NeSyCat: A Monad-Based Categorical Semantics of the Neurosymbolic ULLER Framework
For researchers in neurosymbolic AI, this provides a principled way to combine and translate between different semantics, but the work is incremental as it applies existing categorical concepts to a specific framework.
The paper unifies three seemingly disparate semantics (classical, fuzzy, probabilistic) of the ULLER neurosymbolic framework under a single categorical framework based on monads, enabling modular addition of new semantics and systematic translations. It demonstrates the approach by extending the Giry monad to add generalised quantification in Logic Tensor Networks to arbitrary domains.

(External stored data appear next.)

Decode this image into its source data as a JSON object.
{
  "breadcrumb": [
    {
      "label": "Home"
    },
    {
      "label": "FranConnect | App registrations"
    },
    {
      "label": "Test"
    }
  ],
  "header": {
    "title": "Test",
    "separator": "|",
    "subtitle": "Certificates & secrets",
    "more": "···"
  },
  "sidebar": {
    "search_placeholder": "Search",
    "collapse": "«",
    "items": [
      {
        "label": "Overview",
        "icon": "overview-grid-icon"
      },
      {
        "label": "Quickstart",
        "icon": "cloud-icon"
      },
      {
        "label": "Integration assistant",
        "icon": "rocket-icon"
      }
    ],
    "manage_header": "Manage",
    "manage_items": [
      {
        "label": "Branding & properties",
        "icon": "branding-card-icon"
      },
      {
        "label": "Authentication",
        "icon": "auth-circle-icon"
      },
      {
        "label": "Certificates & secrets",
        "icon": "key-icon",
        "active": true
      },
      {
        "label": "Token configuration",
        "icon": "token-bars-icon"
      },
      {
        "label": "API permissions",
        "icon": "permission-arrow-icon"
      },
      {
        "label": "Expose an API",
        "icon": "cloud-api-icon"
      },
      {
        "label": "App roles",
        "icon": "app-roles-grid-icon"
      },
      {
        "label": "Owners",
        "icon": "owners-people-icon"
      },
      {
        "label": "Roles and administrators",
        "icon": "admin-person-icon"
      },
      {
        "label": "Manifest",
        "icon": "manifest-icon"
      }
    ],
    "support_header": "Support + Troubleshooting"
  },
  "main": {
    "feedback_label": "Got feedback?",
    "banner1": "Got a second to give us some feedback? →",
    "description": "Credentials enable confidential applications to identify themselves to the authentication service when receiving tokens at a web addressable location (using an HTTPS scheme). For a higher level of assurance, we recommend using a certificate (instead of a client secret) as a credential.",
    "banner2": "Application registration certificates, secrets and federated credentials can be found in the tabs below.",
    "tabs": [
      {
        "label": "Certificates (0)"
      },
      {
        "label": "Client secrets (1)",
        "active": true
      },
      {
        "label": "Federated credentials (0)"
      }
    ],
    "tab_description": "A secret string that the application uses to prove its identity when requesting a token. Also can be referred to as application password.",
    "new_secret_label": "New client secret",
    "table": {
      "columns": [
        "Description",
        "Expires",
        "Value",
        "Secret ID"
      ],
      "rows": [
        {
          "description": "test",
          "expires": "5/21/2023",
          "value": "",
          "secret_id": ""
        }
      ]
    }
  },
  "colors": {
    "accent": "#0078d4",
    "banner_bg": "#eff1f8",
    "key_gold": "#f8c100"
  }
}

ULLER (Unified Language for LEarning and Reasoning) offers a unified first-order logic (FOL) syntax, enabling its knowledge bases to be used directly across a wide range of neurosymbolic systems. The original specification endows this syntax with three pairwise independent semantics: classical, fuzzy, and probabilistic, each accompanied by dedicated semantic rules. We show that these seemingly disparate semantics are all instances of one categorical framework based on monads, the very construct that models side effects in functional programming. This enables the modular addition of new semantics and systematic translations between them. As example, we outline the addition of generalised quantification in Logic Tensor Networks (LTN) to arbitrary (also infinite) domains by extending the Giry monad to probability spaces. In particular, our approach allows a modular implementation of ULLER in Python and Haskell, of which we have published initial versions on GitHub.